Increased central sympathetic outflow secondary to afferent sympathetic excitation has been implicated in the hypertensive effect of the immunosuppressant drug cyclosporine (CSA). The present study investigated the roles of central α 2-adrenoceptors and I 1-imidazoline receptors in modulating the hypertensive action of CSA. The blood pressure (BP) response to CSA in conscious rats was assessed in the absence and presence of peripherally or centrally acting sympatholytic drugs. Also, the effect of selective pharmacologic blockade of α 2 or I 1 receptors by yohimbine and efaroxan, respectively, on the pressor response to CSA was evaluated. CSA (20 mg/kg i.v.) produced a rapid increase in BP that peaked (25 ± 4 mm Hg) after approximately 4 min and continued for the 45 min study duration. Ganglionic (hexamethonium 20 mg/kg) or α 1-adrenoceptor (prazosin 1 mg/kg) blockade reduced the pressor effect of CSA. Pressor responses to phenylephrine (α 1-adrenoceptor agonist) were not affected by CSA, thereby eliminating a possible role for alterations of vascular α 1-adrenoceptor responsiveness in CSA hypertension. CSA hypertension was attenuated in rats pretreated intravenously with drugs that reduce central sympathetic tone including clonidine (mixed α 2/I 1-receptor agonist, 30 μg/kg) or moxonidine (selective I 1-receptor agonist, 100 μg/kg) in contrast to no effect for guanabenz (selective α 2-receptor agonist, 30 μg/kg).
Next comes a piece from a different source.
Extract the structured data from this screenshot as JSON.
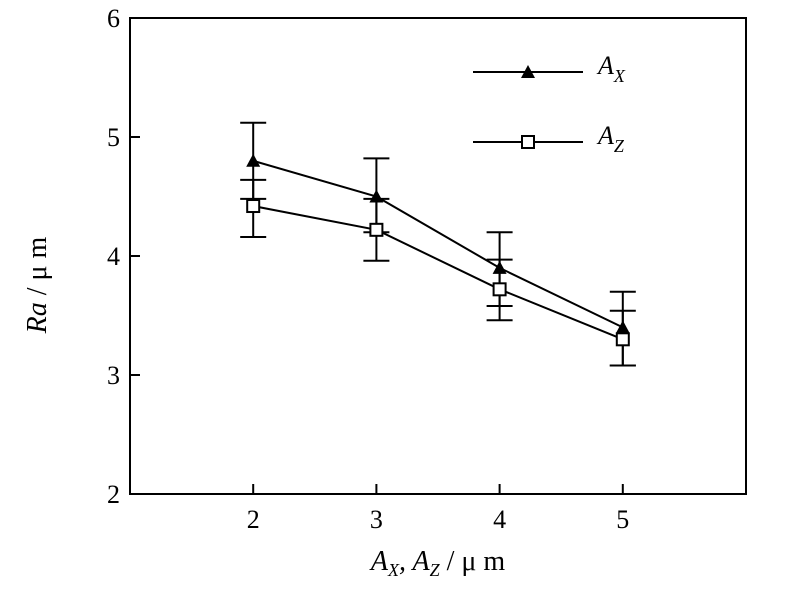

Intracisternal (i.c.) administration of moxonidine also reduced CSA hypertension. Selective blockade of central I 1 (efaroxan, 0.15 μg/rat, i.c.) but not α 2 (yohimbine, 25 μg/5 μl/rat, i.c.) receptors abolished the hypertensive response to CSA. Together, these findings highlight that CSA elicits its hypertensive effect via disruption of central sympathoinhibitory pathways which include I 1-imidazoline receptors.